If you were near Roswell this past weekend, you may have noticed a large, oblong-shaped aircraft rising slowly upward.

That wasn't an advertising blimp or a weirdly-shaped balloon. It was a HAPS — a high-altitude platform station. Sceye Inc. wants to use them to track wildfires, monitor greenhouse gas emissions and provide broadband service to remote locations.

Headquartered in Lausanne, Switzerland, Sceye Inc. completed a successful test flight of the HAPS technology from its hangar in Roswell on Oct. 29. This flight was the second time Sceye has tested HAPS' ability to provide air-to-ground cell service from 65,000 feet. The first test came about a year ago.

A team of "cell phone people" on the ground connected to a broadband device attached to HAPS as it hovered in the stratosphere, said Stephanie Luongo, Sceye's chief of mission operations. HAPS acted "like a cell phone tower, but in the sky," Luongo said.

When asked about Saturday's test flight, a spokesperson for Sceye provided the following statement to Albuquerque Business First:

"Among the flight outcomes were the safe, successful testing of vertical launch and ascent, retrieval of important payload data, and the testing of various subsystems that will help the company build the next iteration of its HAPS, and continue to mature its designs."

The flight's success means that Sceye has "more ammo to attract clients for different payloads and different applications," Luongo said.

The company wants to use HAPS for "humanitarian good," said David Kim, the company's chief technology officer. This means not only providing broadband connection to underserved, rural areas, but also tracking wildfires and monitoring greenhouse gas emissions from large industries, Kim said.

HAPS is an 80-meter-long helium-filled stratospheric platform that can hold different payloads, Kim said. He compared HAPS to a flatbed truck in the air, able to carry different payloads like broadband devices, high-powered cameras or emissions-measuring equipment.

Apart from testing broadband connectivity, Luongo said that she and the Sceye team monitored other HAPS systems during the Oct. 29 test. Those systems included HAPS' ability to communicate reliably with the team on the ground while in the stratosphere and its motion during ascent and descent.

"We really want to collect data to design vehicles that are more robust in the future," Luongo said.

Future flights will test different payloads and changes to HAPS' systems, all in preparation for a full rollout with potential future clients, Luongo said.
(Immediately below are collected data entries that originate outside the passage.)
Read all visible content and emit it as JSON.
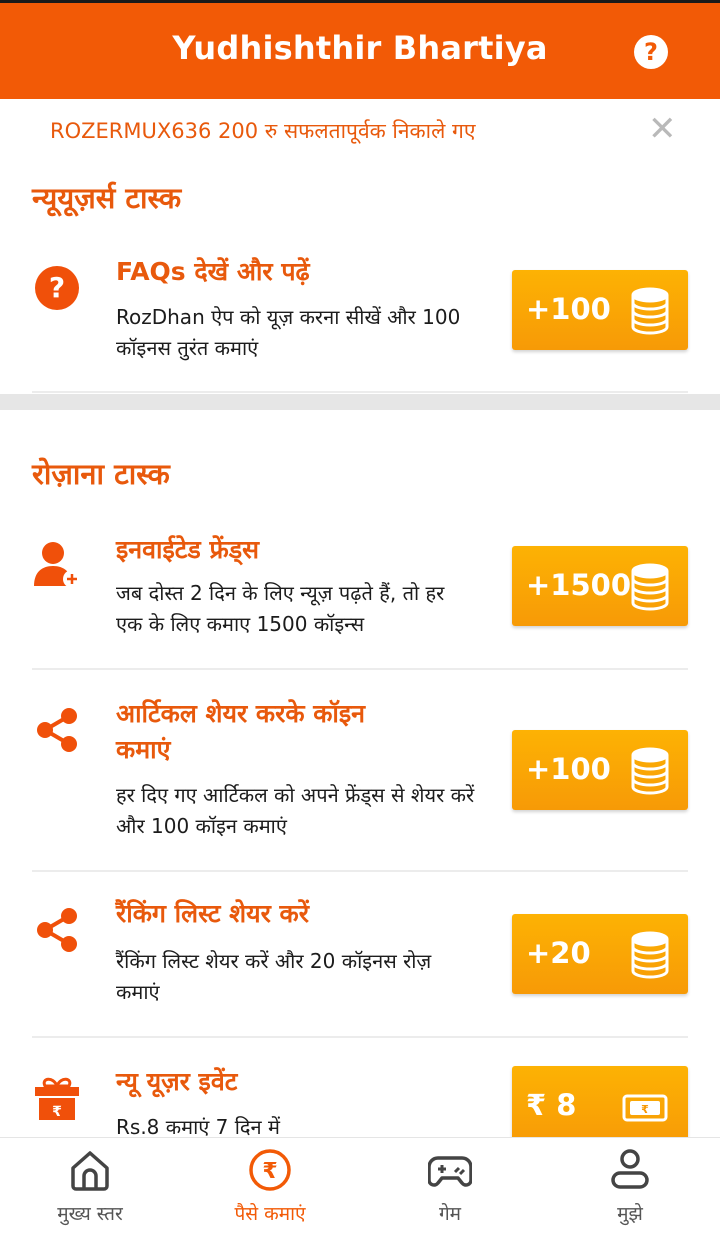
{
  "header": {
    "title": "Yudhishthir Bhartiya",
    "help_label": "?"
  },
  "notice": {
    "text": "ROZERMUX636 200 रु सफलतापूर्वक  निकाले गए",
    "close_label": "✕"
  },
  "sections": [
    {
      "title": "न्यूयूज़र्स टास्क",
      "tasks": [
        {
          "title": "FAQs देखें और पढ़ें",
          "description": "RozDhan ऐप को यूज़ करना सीखें और 100 कॉइनस तुरंत कमाएं",
          "reward": "+100",
          "icon": "question-circle-icon"
        }
      ]
    },
    {
      "title": "रोज़ाना टास्क",
      "tasks": [
        {
          "title": "इनवाईटेड फ्रेंड्स",
          "description": "जब दोस्त 2 दिन के लिए न्यूज़ पढ़ते हैं, तो हर एक के लिए कमाए 1500 कॉइन्स",
          "reward": "+1500",
          "icon": "add-user-icon"
        },
        {
          "title": "आर्टिकल शेयर करके कॉइन कमाएं",
          "description": "हर दिए गए आर्टिकल को अपने फ्रेंड्स से शेयर करें और 100 कॉइन कमाएं",
          "reward": "+100",
          "icon": "share-icon"
        },
        {
          "title": "रैंकिंग लिस्ट शेयर करें",
          "description": "रैंकिंग लिस्ट शेयर करें और 20 कॉइनस रोज़ कमाएं",
          "reward": "+20",
          "icon": "share-icon"
        },
        {
          "title": "न्यू यूज़र इवेंट",
          "description": "Rs.8 कमाएं 7 दिन में",
          "reward": "₹ 8",
          "icon": "gift-icon"
        }
      ]
    }
  ],
  "bottom_nav": [
    {
      "label": "मुख्य स्तर",
      "icon": "home-icon",
      "active": false
    },
    {
      "label": "पैसे कमाएं",
      "icon": "rupee-icon",
      "active": true
    },
    {
      "label": "गेम",
      "icon": "gamepad-icon",
      "active": false
    },
    {
      "label": "मुझे",
      "icon": "profile-icon",
      "active": false
    }
  ],
  "colors": {
    "brand": "#f25a06",
    "accent_text": "#e8590c",
    "reward_top": "#fdb204",
    "reward_bottom": "#f79a06"
  }
}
As opposed to fixed-wing aircraft, which have to be in constant motion to stay in the air, or high-altitude balloons, which are moved around by wind direction, HAPS is geostationary. A ground team controls the HAPS' propulsion system to make sure it stays in the same spot, Kim said.

This allows HAPS to deploy its payloads — which can cover around 27,000 square miles — over specific areas. Sceye has collaborated with the U.S. Environmental Protection Agency and the New Mexico Environment Department and Economic Development Department to use HAPS to monitor and study air quality in the state. It has also partnered with several organizations to provide full broadband connectivity to the Navajo Nation. These are just two potential applications of HAPS' geostationary technology.

Because HAPS operates in the stratosphere, it can take higher resolution ground images and provide more bandwidth than satellites, which allow "observational and quantitative measurements," Kim said. Its hull fabric is ultraviolet and ozone-resistant, it has a dense lithium-sulphur battery and it's covered with a solar cape to capture energy from the sun.

Sceye broke ground on its hangar in Roswell in 2016. After a wind storm destroyed the hangar in 2019, Sceye rebuilt the facility in 2020 and uses it to hold HAPS and execute test flights.

CEO Mikkel Vestergaard Frandsen founded Sceye in 2014. Headquartered in Switzerland, it has an operations facility in Moriarty, New Mexico, alongside its Roswell hangar. It won a sustainability design award this year for the HAPS technology and has received Local Economic Development Act money for expansion from the New Mexico Economic Development Department.